Wichtig war mir, die Aufmerksamkeit meiner Zielgruppe direkt einzufangen. Deshalb wird bei jedem Neustart der Seite zunächst ein kurzer Zusammenschnitt ausgewählter Clips gezeigt, bevor man automatisch auf die Work-Seite weitergeleitet wird. Auf dieser Work-Seite sind von mir ausgewählte, aktuell beste Projekte zu sehen, während auf einer Index-Seite alle Projekte gesammelt aufgeführt sind. Abgerundet wird das Ganze durch eine persönliche About-Seite, auf der nicht nur meine Arbeit, sondern auch ich als Person und meine Motivation sichtbar werden. So können sich Interessierte auch ein Bild machen, wer ich bin als Person.
Gestalterisch war es mir wichtig, das Design so minimal wie möglich zu halten, damit meine Videoprojekte im Vordergrund stehen. Aus diesem Grund habe ich mich für ein schwarz-weisses Design und eine sehr reduzierte Typografie entschieden. Für Inhalt und Layout habe ich zahlreiche Websites von Filmproduktionen sowie freischaffenden Creative Directors, Colorists und Editors analysiert, um ein Gefühl dafür zu bekommen, wie zeitgemässe Portfolio-Seiten aufgebaut sind. Beispiele, die mich inspiriert haben, sind unter anderen Ancillary Post, Franziska Heinemann, Tyma, Farbfilm, Alexander Ronsdorf und viele weitere.
Ich freue mich darauf, zukünftige Videoprojekte in dieses Portfolio zu integrieren und die Work-Seite nach und nach mit neuen, stärkeren Arbeiten zu ergänzen.



(mmi)
Kritisch zurückblickend habe ich sehr viel Zeit damit verbracht, unterschiedliche Farben und Layouts auszuprobieren, weil ich wollte, dass die Seite besonders hervorsticht. Irgendwann wurde mir jedoch klar, dass das Hauptziel des Portfolios ist, den Fokus auf die Videoprojekte zu lenken und nicht durch ein zu aufwendiges Design abzulenken. Eine grosse Herausforderung war es, ein konsistentes Layout und einen einheitlichen Look über alle Unterseiten hinweg zu entwickeln.

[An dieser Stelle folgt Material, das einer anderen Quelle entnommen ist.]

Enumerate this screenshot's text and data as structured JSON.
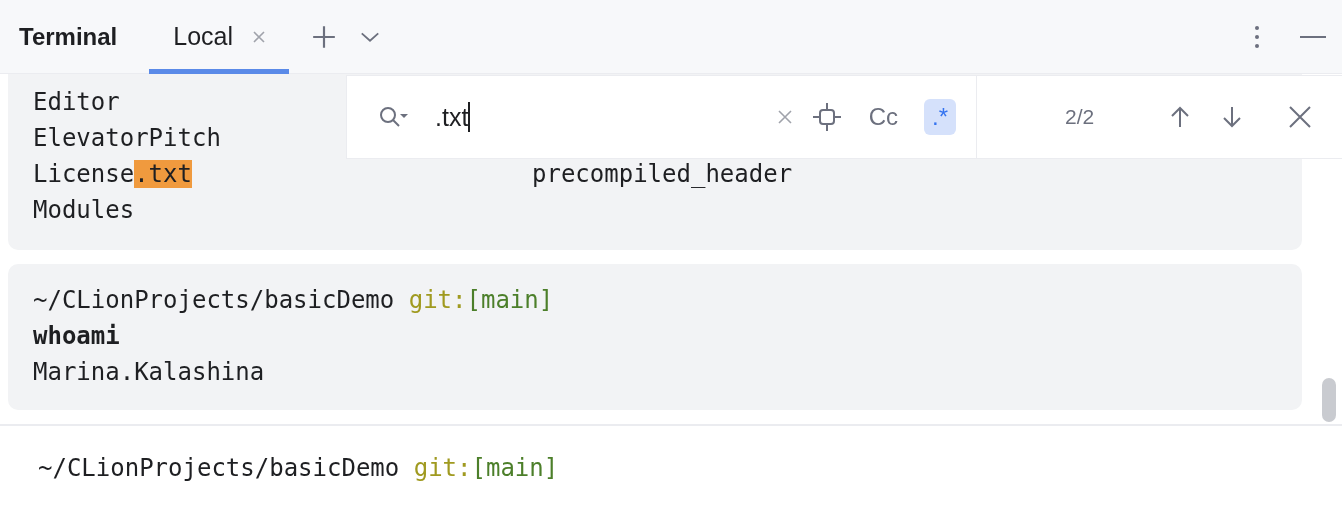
{
  "header": {
    "title": "Terminal",
    "tabs": [
      {
        "label": "Local",
        "selected": true
      }
    ]
  },
  "blocks": [
    {
      "lines": [
        {
          "cells": [
            [
              {
                "text": "Editor",
                "kind": "plain"
              }
            ]
          ]
        },
        {
          "cells": [
            [
              {
                "text": "ElevatorPitch",
                "kind": "plain"
              }
            ]
          ]
        },
        {
          "cells": [
            [
              {
                "text": "License",
                "kind": "plain"
              },
              {
                "text": ".txt",
                "kind": "match"
              }
            ],
            [
              {
                "text": "precompiled_header",
                "kind": "plain"
              }
            ]
          ]
        },
        {
          "cells": [
            [
              {
                "text": "Modules",
                "kind": "plain"
              }
            ]
          ]
        }
      ]
    },
    {
      "lines": [
        {
          "cells": [
            [
              {
                "text": "~/CLionProjects/basicDemo ",
                "kind": "plain"
              },
              {
                "text": "git:",
                "kind": "git"
              },
              {
                "text": "[main]",
                "kind": "branch"
              }
            ]
          ]
        },
        {
          "cells": [
            [
              {
                "text": "whoami",
                "kind": "command"
              }
            ]
          ]
        },
        {
          "cells": [
            [
              {
                "text": "Marina.Kalashina",
                "kind": "plain"
              }
            ]
          ]
        }
      ]
    }
  ],
  "prompt": [
    {
      "text": "~/CLionProjects/basicDemo ",
      "kind": "plain"
    },
    {
      "text": "git:",
      "kind": "git"
    },
    {
      "text": "[main]",
      "kind": "branch"
    }
  ],
  "search": {
    "query": ".txt",
    "match_case": {
      "label": "Cc",
      "selected": false
    },
    "regex": {
      "label": ".*",
      "selected": true
    },
    "count": "2/2"
  }
}
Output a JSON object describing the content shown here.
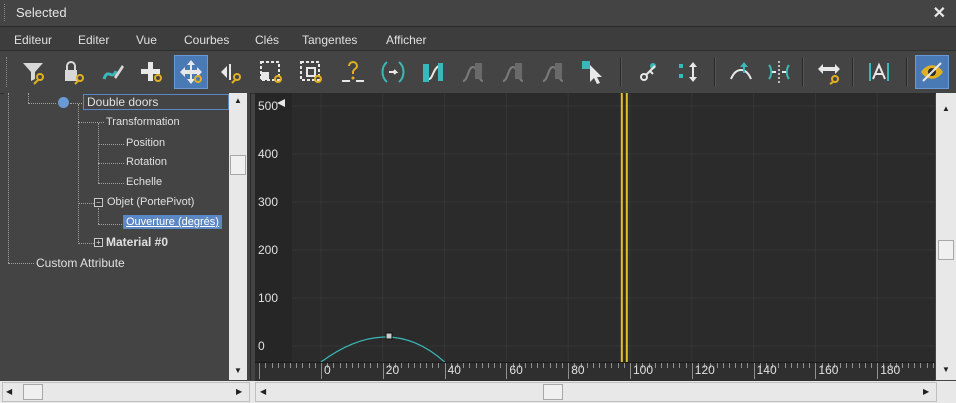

Parallel dazu habe ich an einem Logo gearbeitet, das ich gerne oben links platzieren würde. Da ich mit den bisherigen Ergebnissen noch nicht zufrieden bin, wurde bislang bewusst kein Logo implementiert. Auch mit dem aktuellen Clip auf der Startseite bin ich noch nicht vollständig zufrieden: Einerseits möchte ich ihn kürzer halten, um die Aufmerksamkeit der Zuschauer nicht zu verlieren, andererseits mehr verschiedene Projekte zeigen. Momentan habe ich noch zu wenig fertige Videoprojekte, um einen wirklich dichten, kurzen Clip zu gestalten der jetzige Clip ist daher eher als Platzhalter zu verstehen.
Für die finale Umsetzung der Website plane ich, ein interessantes und leicht unerwartetes Scroll-Verhalten einzubauen. So liesse sich die Seite spannender gestalten, ohne die Aufmerksamkeit durch starke Farben oder andere ablenkende Elemente von den Videoprojekten wegzunehmen. Beim Erstellen dieser Seite habe ich gemerkt, wie wichtig klare Entscheidungen im Designprozess sind: Ich habe viel Zeit damit verbracht, unzählige Varianten auszuprobieren, weil ich viele Richtungen ansprechend fand und mich nur schwer festlegen konnte. Hätte ich früher eine Entscheidung für einen Look getroffen, hätte ich mehr Zeit für Feinarbeit und Details gehabt.